"Die Friedensbewegung kann einen Unterschied machen"
Von Christine Buchholz *
Für den Abzug der Bundeswehr aus Afghanistan
Dieses Ostern demonstrieren auf der ganzen Welt zehntausende Menschen anlässlich des fünften Jahrestags des Irakkriegs. Sie protestieren gegen die weitere Besatzung des Iraks, gegen die Besatzung Palästinas und die Blockade des Gazastreifens durch Israel. Und sie wehren sich gegen den Krieg in Afghanistan.

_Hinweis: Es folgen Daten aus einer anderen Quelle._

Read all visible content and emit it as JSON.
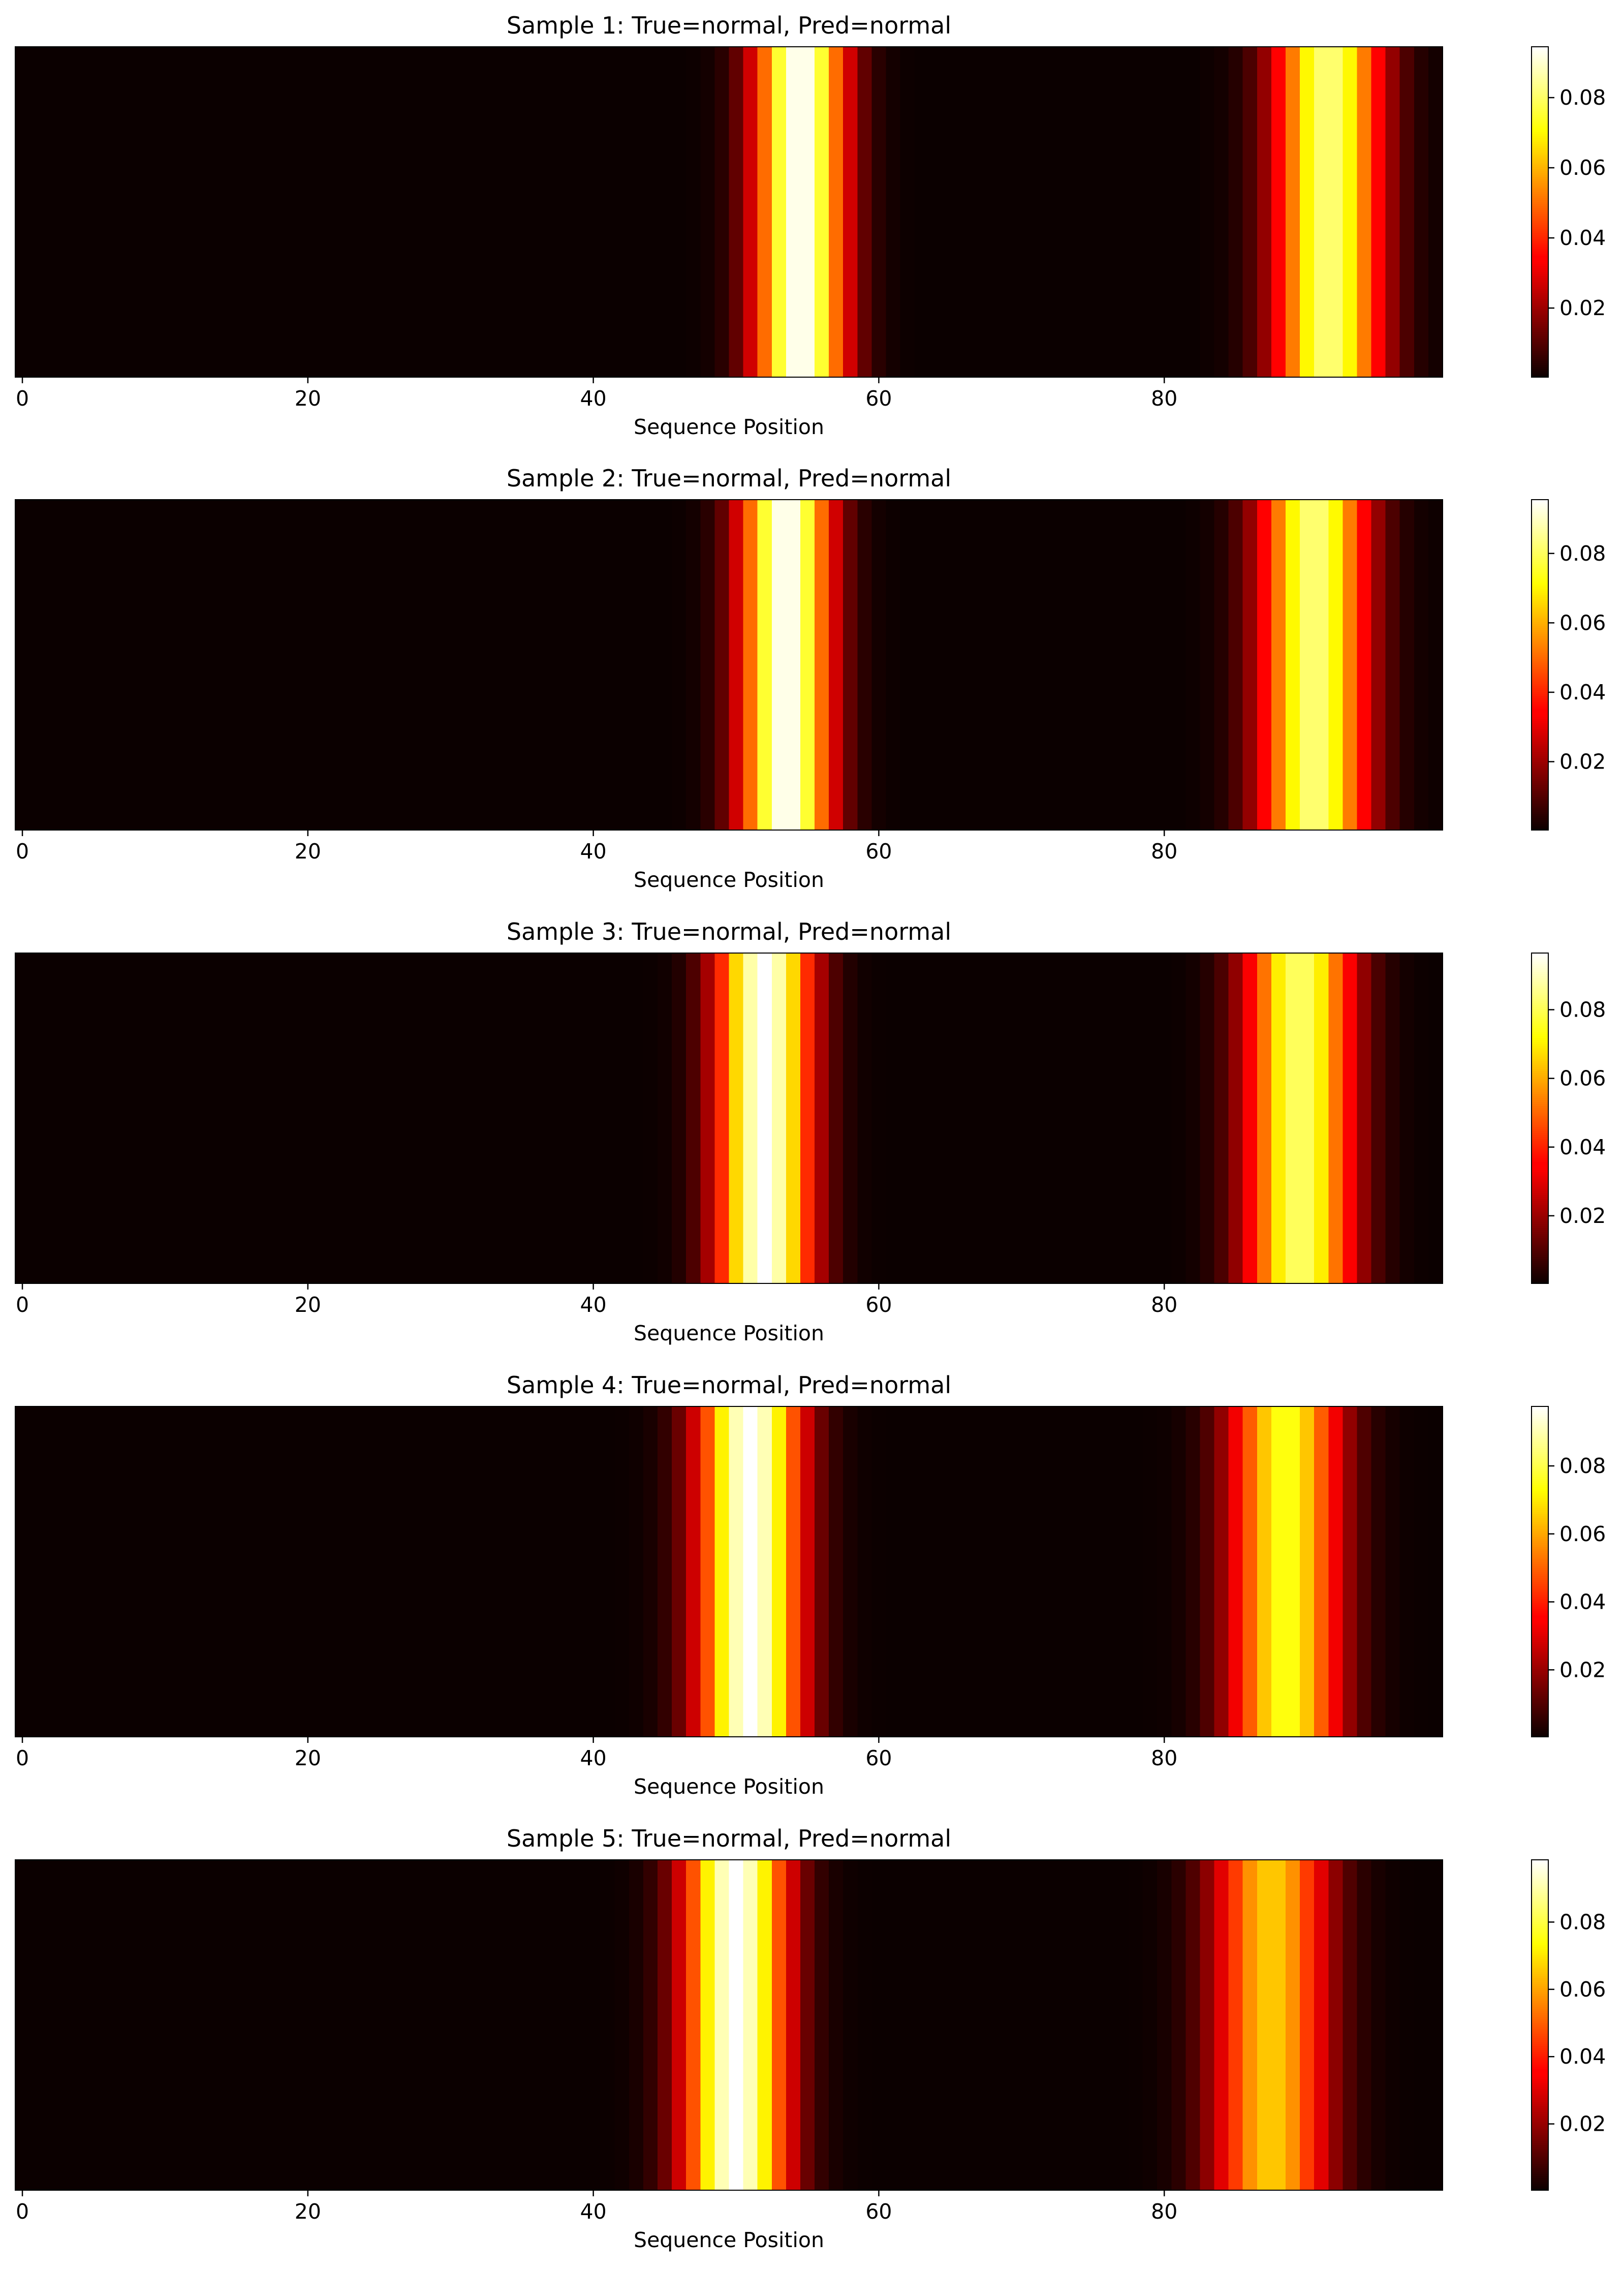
{
  "chart_data": [
    {
      "type": "heatmap",
      "title": "Sample 1: True=normal, Pred=normal",
      "xlabel": "Sequence Position",
      "ylabel": "",
      "x_ticks": [
        0,
        20,
        40,
        60,
        80
      ],
      "xlim": [
        -0.5,
        99.5
      ],
      "colormap": "hot",
      "colorbar": {
        "vmin": 0.0003,
        "vmax": 0.0945,
        "ticks": [
          "0.02",
          "0.04",
          "0.06",
          "0.08"
        ]
      },
      "peaks": [
        {
          "center": 54.5,
          "width": 2.2,
          "height": 0.0945
        },
        {
          "center": 91.5,
          "width": 2.6,
          "height": 0.082
        }
      ]
    },
    {
      "type": "heatmap",
      "title": "Sample 2: True=normal, Pred=normal",
      "xlabel": "Sequence Position",
      "ylabel": "",
      "x_ticks": [
        0,
        20,
        40,
        60,
        80
      ],
      "xlim": [
        -0.5,
        99.5
      ],
      "colormap": "hot",
      "colorbar": {
        "vmin": 0.0003,
        "vmax": 0.0955,
        "ticks": [
          "0.02",
          "0.04",
          "0.06",
          "0.08"
        ]
      },
      "peaks": [
        {
          "center": 53.5,
          "width": 2.2,
          "height": 0.0955
        },
        {
          "center": 90.5,
          "width": 2.6,
          "height": 0.083
        }
      ]
    },
    {
      "type": "heatmap",
      "title": "Sample 3: True=normal, Pred=normal",
      "xlabel": "Sequence Position",
      "ylabel": "",
      "x_ticks": [
        0,
        20,
        40,
        60,
        80
      ],
      "xlim": [
        -0.5,
        99.5
      ],
      "colormap": "hot",
      "colorbar": {
        "vmin": 0.0003,
        "vmax": 0.0965,
        "ticks": [
          "0.02",
          "0.04",
          "0.06",
          "0.08"
        ]
      },
      "peaks": [
        {
          "center": 52.0,
          "width": 2.3,
          "height": 0.0965
        },
        {
          "center": 89.5,
          "width": 2.6,
          "height": 0.082
        }
      ]
    },
    {
      "type": "heatmap",
      "title": "Sample 4: True=normal, Pred=normal",
      "xlabel": "Sequence Position",
      "ylabel": "",
      "x_ticks": [
        0,
        20,
        40,
        60,
        80
      ],
      "xlim": [
        -0.5,
        99.5
      ],
      "colormap": "hot",
      "colorbar": {
        "vmin": 0.0003,
        "vmax": 0.0975,
        "ticks": [
          "0.02",
          "0.04",
          "0.06",
          "0.08"
        ]
      },
      "peaks": [
        {
          "center": 51.0,
          "width": 2.5,
          "height": 0.0975
        },
        {
          "center": 88.5,
          "width": 2.7,
          "height": 0.075
        }
      ]
    },
    {
      "type": "heatmap",
      "title": "Sample 5: True=normal, Pred=normal",
      "xlabel": "Sequence Position",
      "ylabel": "",
      "x_ticks": [
        0,
        20,
        40,
        60,
        80
      ],
      "xlim": [
        -0.5,
        99.5
      ],
      "colormap": "hot",
      "colorbar": {
        "vmin": 0.0003,
        "vmax": 0.0985,
        "ticks": [
          "0.02",
          "0.04",
          "0.06",
          "0.08"
        ]
      },
      "peaks": [
        {
          "center": 50.0,
          "width": 2.5,
          "height": 0.0985
        },
        {
          "center": 87.5,
          "width": 2.8,
          "height": 0.066
        }
      ]
    }
  ]
}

Wir grüßen alle Kriegsgegnerinnen und Kriegsgegner auf der Welt. Uns eint die Ablehnung des Krieges und der Wunsch nach einer gerechten Welt, in der nicht Ausbeutung und Konkurrenz die Beziehungen zwischen Menschen und Staaten bestimmen, sondern Gerechtigkeit und Solidarität.
Der US-geführte Krieg gegen den Irak führt uns die Folgen einer Politik vor Augen, die auf die so genannte Sicherung der geostrategischen Interessen einer Großmacht zielt, vor allem auf die Kontrolle über den Zugang zum Öl.
Bisher sind über 650.000 Menschen an den Folgen des Irakkrieges gestorben und vier Millionen Menschen geflohen. Die Infrastruktur des Landes liegt in Trümmern, vielerorts ist die Versorgung mit Trinkwasser und Elektrizität zusammengebrochen. Das Teile-und-Herrsche-Prinzip des Besatzungsregimes hat ethnische Säuberungen und Racheakte ausgelöst.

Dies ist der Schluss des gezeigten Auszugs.